Much of the rest of this album has a lot in common with itself – every time there is beauty, noise, distortion, and a guttural underbelly of metal guitar; however, each track also possesses something small and unique and occasionally delicate that sets it apart. On “My Heart Is Not At Peace” there are smooth vocals over a wonderful tympani, while the literally thunderous percussion of “The Mouth Of Sky” presents an abrupt stylistic change from the preceding track (“Summons”) that demands attention.
“Ancient Questions” (incidentally, my favorite track on the album) provides the closest thing to straight pop you’ll hear on Wind’s Poem, though despite its accessibility it is still so far from anything I’d consider mainstream pop. The singing is sweet, even when the lyrics are not, and the feedback mild and seemingly a natural accompaniment. The album closes with the powerful and harmonious “Stone’s Ode,” a song that could be at home on a sampler of what I dub “antique-rock” alongside tracks by bands like Van Occupanther-era Midlake and the entire catalog of The Decemberists.
As a whole, Phil Elverum has given us a tremendous work of art, the world’s best soundtrack to silent and speed-tracked Weather Channel coverage of some passing storm of monstrosity and magnificence. To compare it to other indie rock albums, think if Mark Linkous produced a post-art school Dinosaur Jr., and in so doing was able to get J Mascis to turn down and forego solos, emphasizing Lou Barlow occasionally, and having Murph branch out and almost entirely abandon sticks for brushes and snares for the percussive ephemera found usually only in high school marching band storage rooms. Put another way, this is the album Colin Meloy won’t be able to make for another decade.

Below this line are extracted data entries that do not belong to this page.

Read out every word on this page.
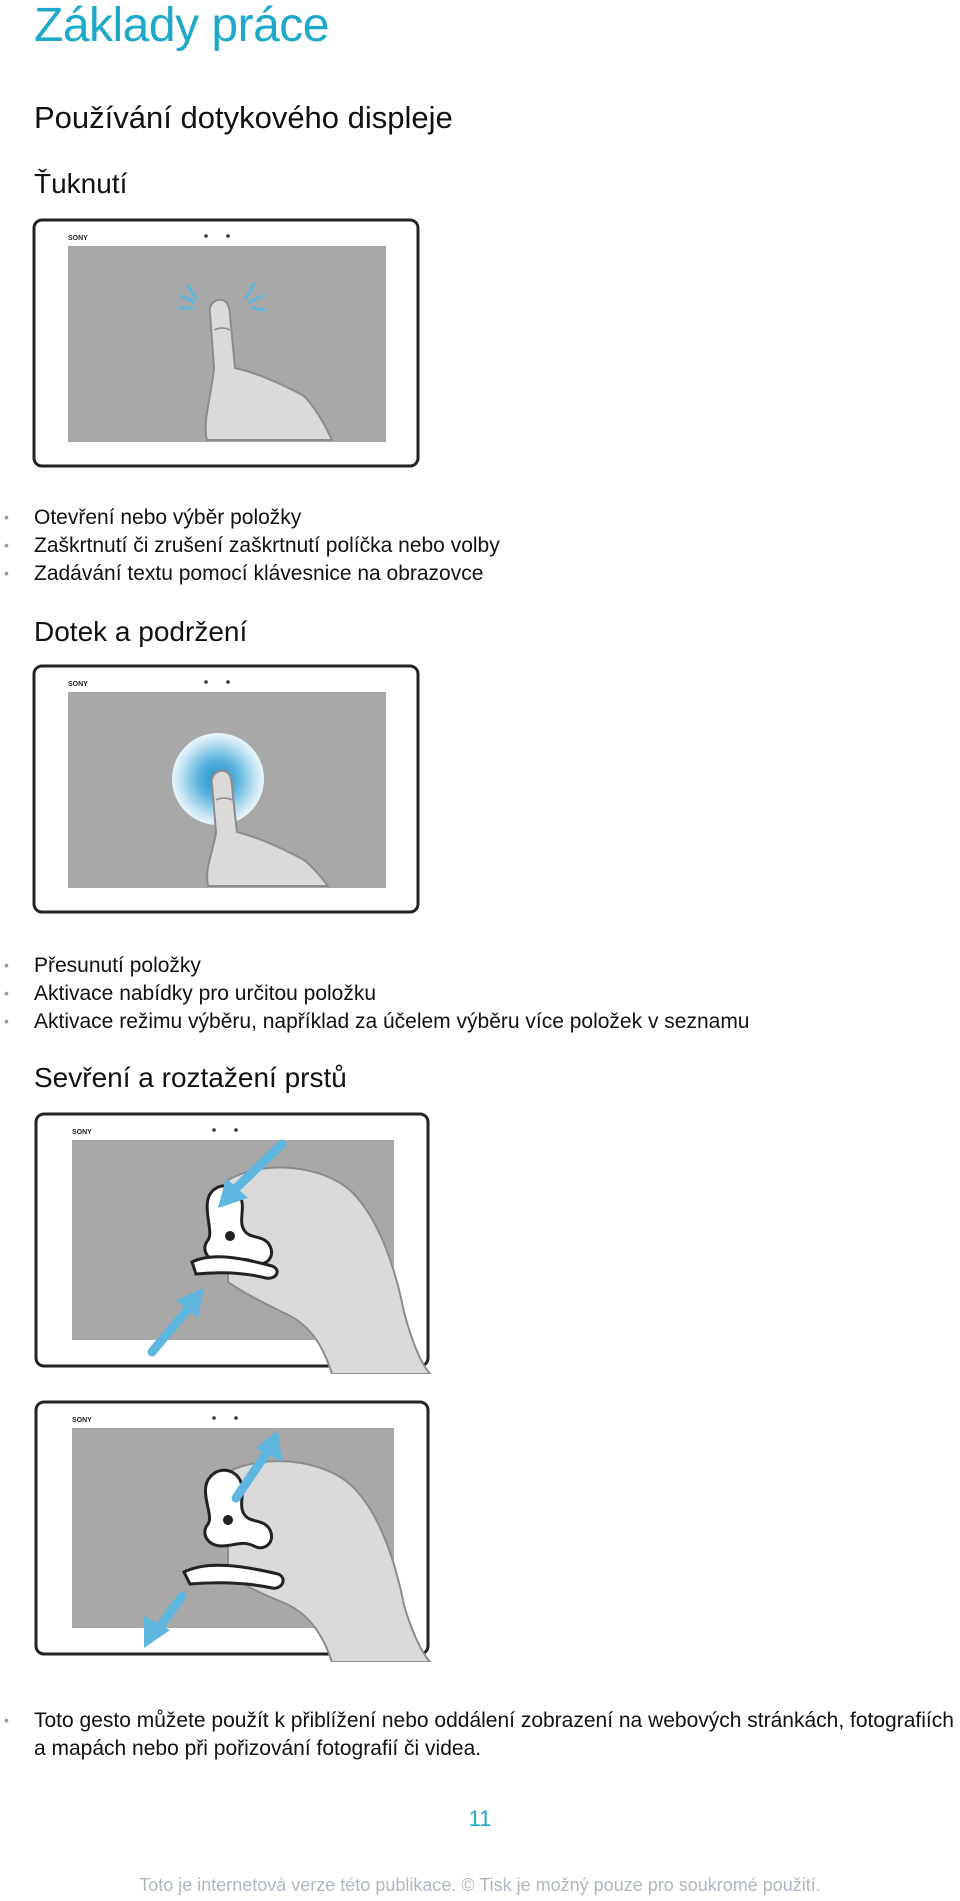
Základy práce
Používání dotykového displeje
Ťuknutí
SONY
• Otevření nebo výběr položky
• Zaškrtnutí či zrušení zaškrtnutí políčka nebo volby
• Zadávání textu pomocí klávesnice na obrazovce
Dotek a podržení
SONY
• Přesunutí položky
• Aktivace nabídky pro určitou položku
• Aktivace režimu výběru, například za účelem výběru více položek v seznamu
Sevření a roztažení prstů
SONY
SONY
• Toto gesto můžete použít k přiblížení nebo oddálení zobrazení na webových stránkách, fotografiích a mapách nebo při pořizování fotografií či videa.
11
Toto je internetová verze této publikace. © Tisk je možný pouze pro soukromé použití.
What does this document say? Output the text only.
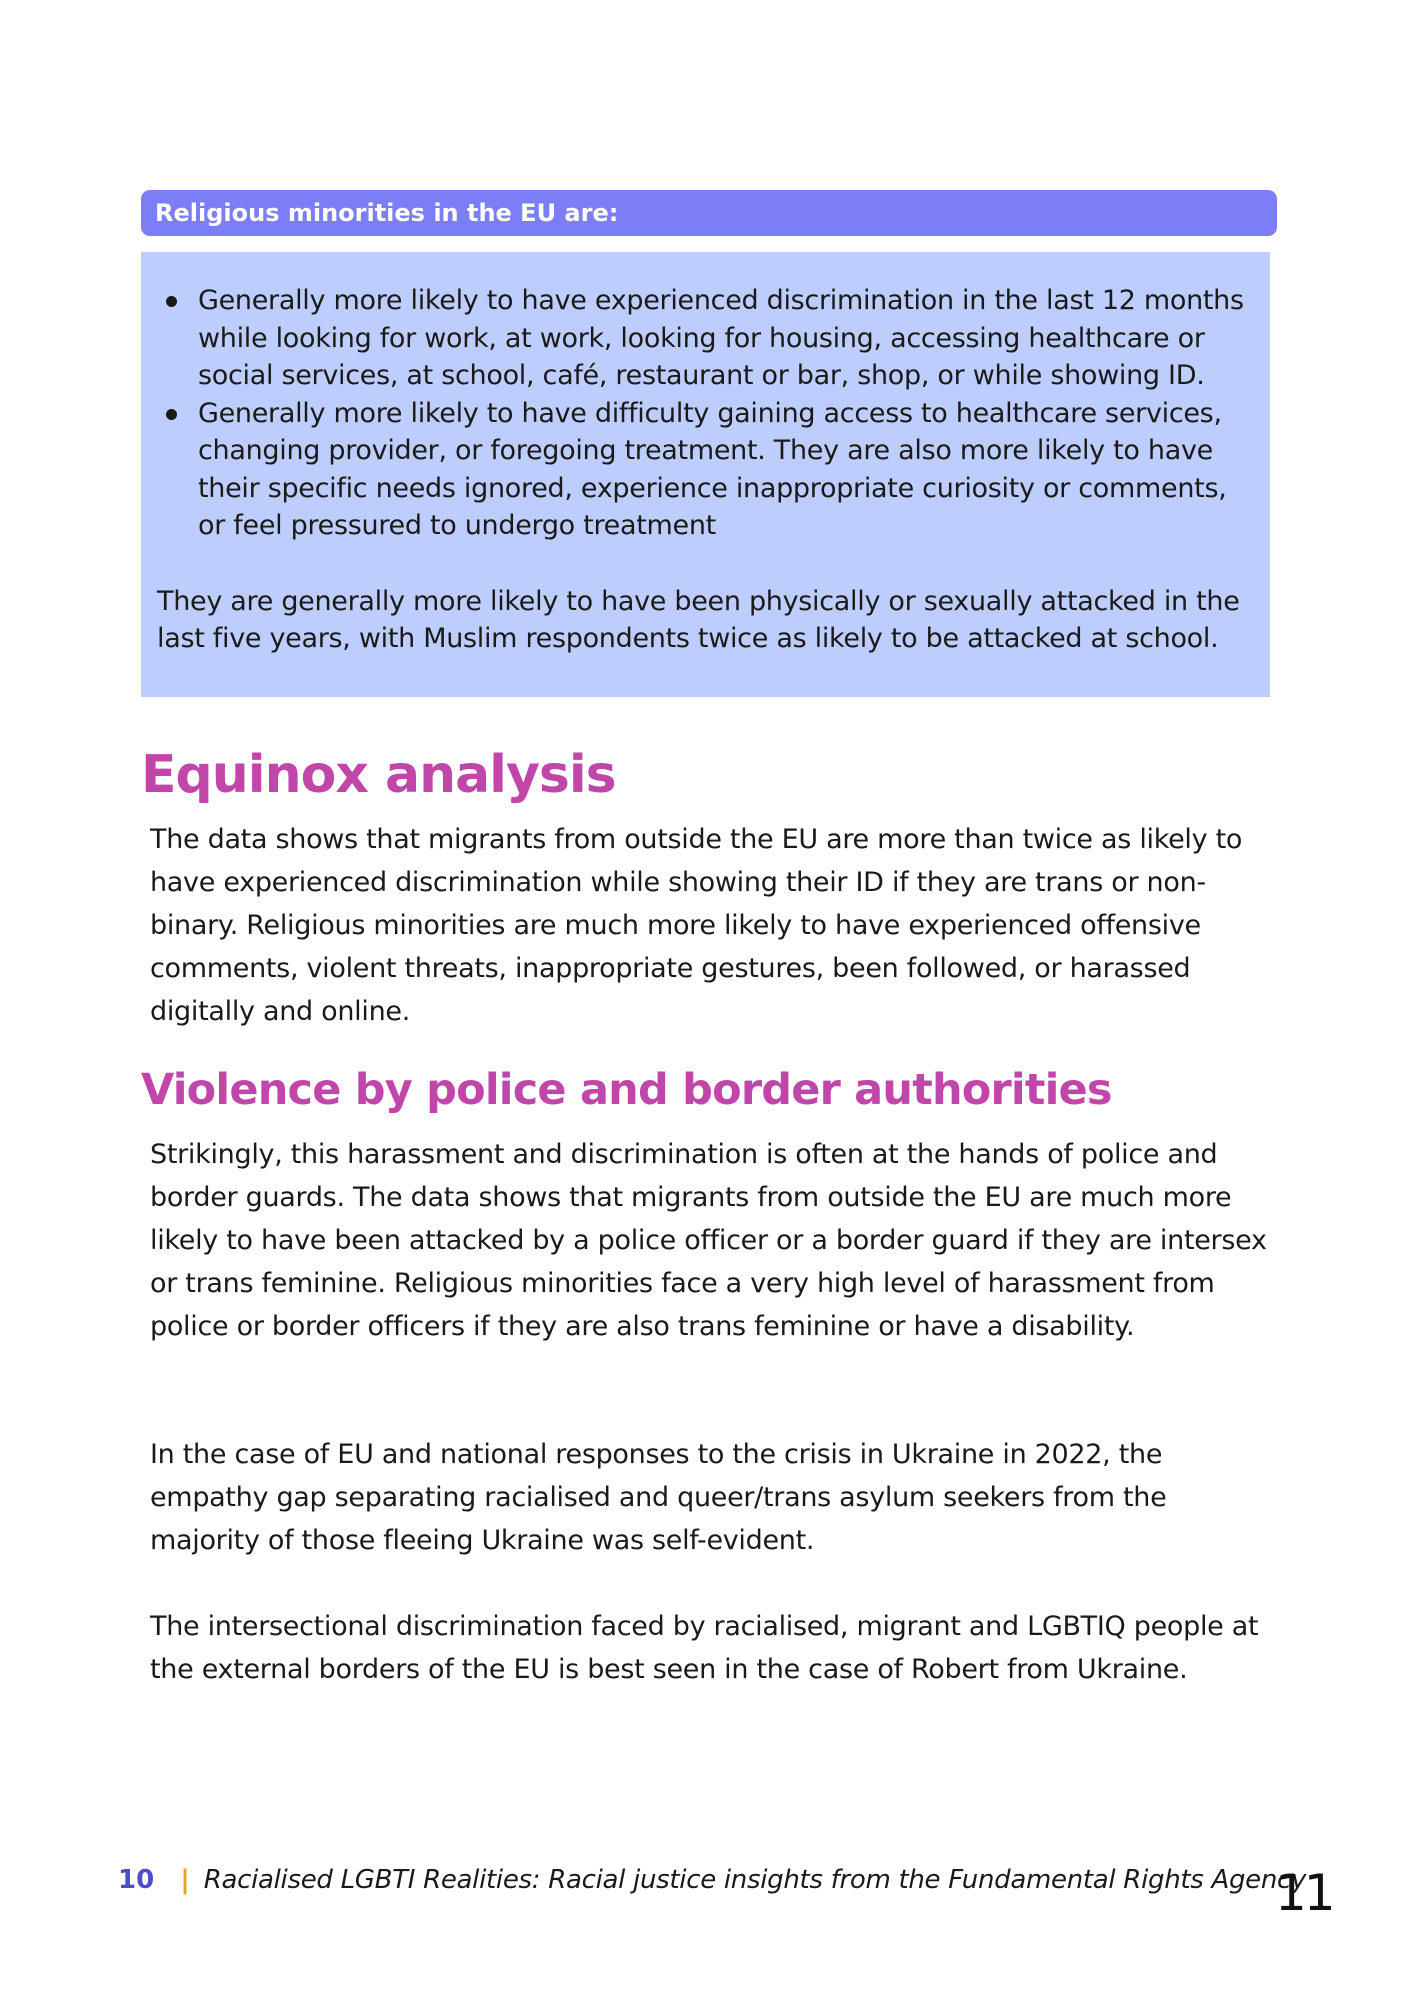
Religious minorities in the EU are:
Generally more likely to have experienced discrimination in the last 12 months while looking for work, at work, looking for housing, accessing healthcare or social services, at school, café, restaurant or bar, shop, or while showing ID.
Generally more likely to have difficulty gaining access to healthcare services, changing provider, or foregoing treatment. They are also more likely to have their specific needs ignored, experience inappropriate curiosity or comments, or feel pressured to undergo treatment

They are generally more likely to have been physically or sexually attacked in the last five years, with Muslim respondents twice as likely to be attacked at school.

Equinox analysis

The data shows that migrants from outside the EU are more than twice as likely to have experienced discrimination while showing their ID if they are trans or non-binary. Religious minorities are much more likely to have experienced offensive comments, violent threats, inappropriate gestures, been followed, or harassed digitally and online.

Violence by police and border authorities

Strikingly, this harassment and discrimination is often at the hands of police and border guards. The data shows that migrants from outside the EU are much more likely to have been attacked by a police officer or a border guard if they are intersex or trans feminine. Religious minorities face a very high level of harassment from police or border officers if they are also trans feminine or have a disability.

In the case of EU and national responses to the crisis in Ukraine in 2022, the empathy gap separating racialised and queer/trans asylum seekers from the majority of those fleeing Ukraine was self-evident.

The intersectional discrimination faced by racialised, migrant and LGBTIQ people at the external borders of the EU is best seen in the case of Robert from Ukraine.

10 | Racialised LGBTI Realities: Racial justice insights from the Fundamental Rights Agency
11
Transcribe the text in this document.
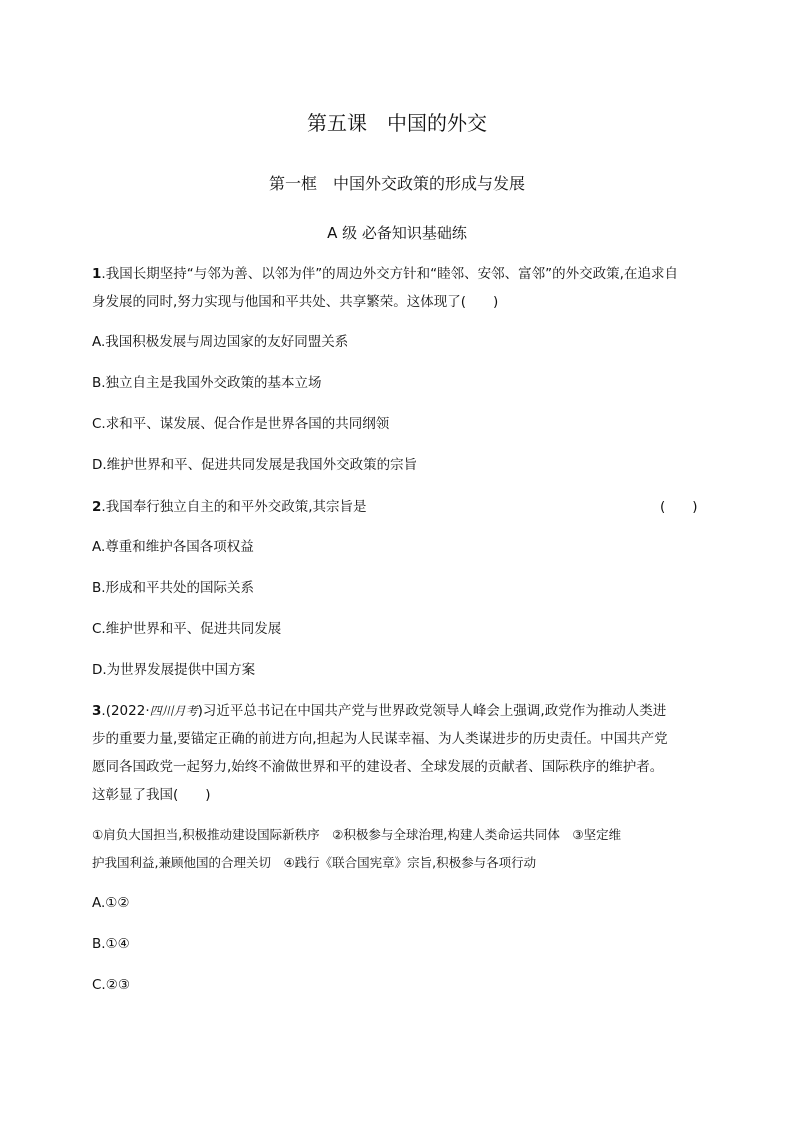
第五课　中国的外交
第一框　中国外交政策的形成与发展
A 级 必备知识基础练
1.我国长期坚持“与邻为善、以邻为伴”的周边外交方针和“睦邻、安邻、富邻”的外交政策,在追求自
身发展的同时,努力实现与他国和平共处、共享繁荣。这体现了(　　)
A.我国积极发展与周边国家的友好同盟关系
B.独立自主是我国外交政策的基本立场
C.求和平、谋发展、促合作是世界各国的共同纲领
D.维护世界和平、促进共同发展是我国外交政策的宗旨
2.我国奉行独立自主的和平外交政策,其宗旨是	(　　)
A.尊重和维护各国各项权益
B.形成和平共处的国际关系
C.维护世界和平、促进共同发展
D.为世界发展提供中国方案
3.(2022·四川月考)习近平总书记在中国共产党与世界政党领导人峰会上强调,政党作为推动人类进
步的重要力量,要锚定正确的前进方向,担起为人民谋幸福、为人类谋进步的历史责任。中国共产党
愿同各国政党一起努力,始终不渝做世界和平的建设者、全球发展的贡献者、国际秩序的维护者。
这彰显了我国(　　)
①肩负大国担当,积极推动建设国际新秩序　②积极参与全球治理,构建人类命运共同体　③坚定维
护我国利益,兼顾他国的合理关切　④践行《联合国宪章》宗旨,积极参与各项行动
A.①②
B.①④
C.②③
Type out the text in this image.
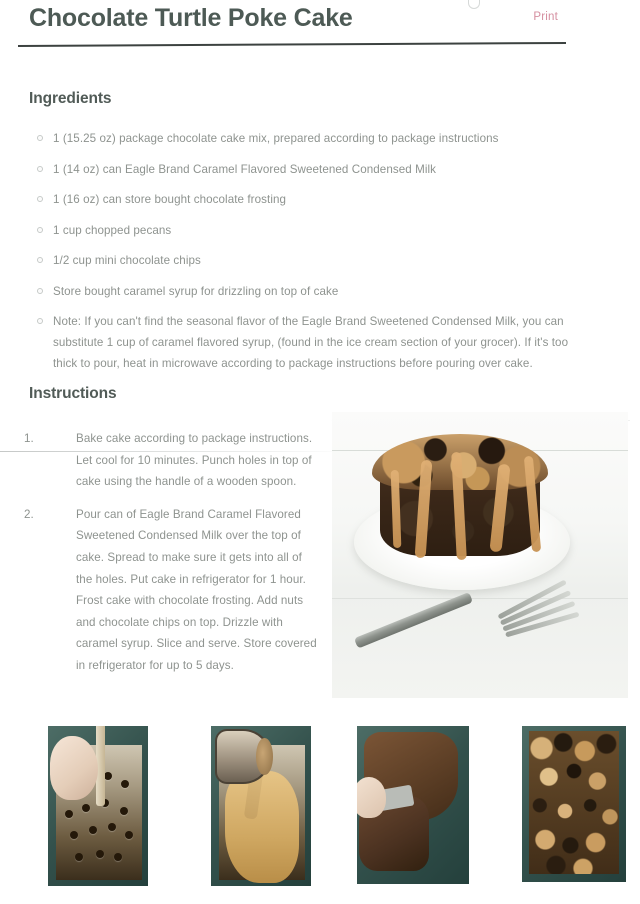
Chocolate Turtle Poke Cake	Print
Ingredients
1 (15.25 oz) package chocolate cake mix, prepared according to package instructions
1 (14 oz) can Eagle Brand Caramel Flavored Sweetened Condensed Milk
1 (16 oz) can store bought chocolate frosting
1 cup chopped pecans
1/2 cup mini chocolate chips
Store bought caramel syrup for drizzling on top of cake
Note: If you can't find the seasonal flavor of the Eagle Brand Sweetened Condensed Milk, you can substitute 1 cup of caramel flavored syrup, (found in the ice cream section of your grocer). If it's too thick to pour, heat in microwave according to package instructions before pouring over cake.
Instructions
1.	Bake cake according to package instructions. Let cool for 10 minutes. Punch holes in top of cake using the handle of a wooden spoon.
2.	Pour can of Eagle Brand Caramel Flavored Sweetened Condensed Milk over the top of cake. Spread to make sure it gets into all of the holes. Put cake in refrigerator for 1 hour. Frost cake with chocolate frosting. Add nuts and chocolate chips on top. Drizzle with caramel syrup. Slice and serve. Store covered in refrigerator for up to 5 days.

A friend of mine recently wrote in a message announcing the latest installment of his film screening series that genre mergers often don’t work very well, but when they do it is something special. Although he was referring to a mixture of vampire horror and kung-fu action, the aphorism holds for this latest Mount Eerie release’s marriage between metal and lo-fi, enhanced-naturalism indie rock. Will Wind’s Poem get me into black metal? Probably not. But it’ll definitely keep me into Mount Eerie.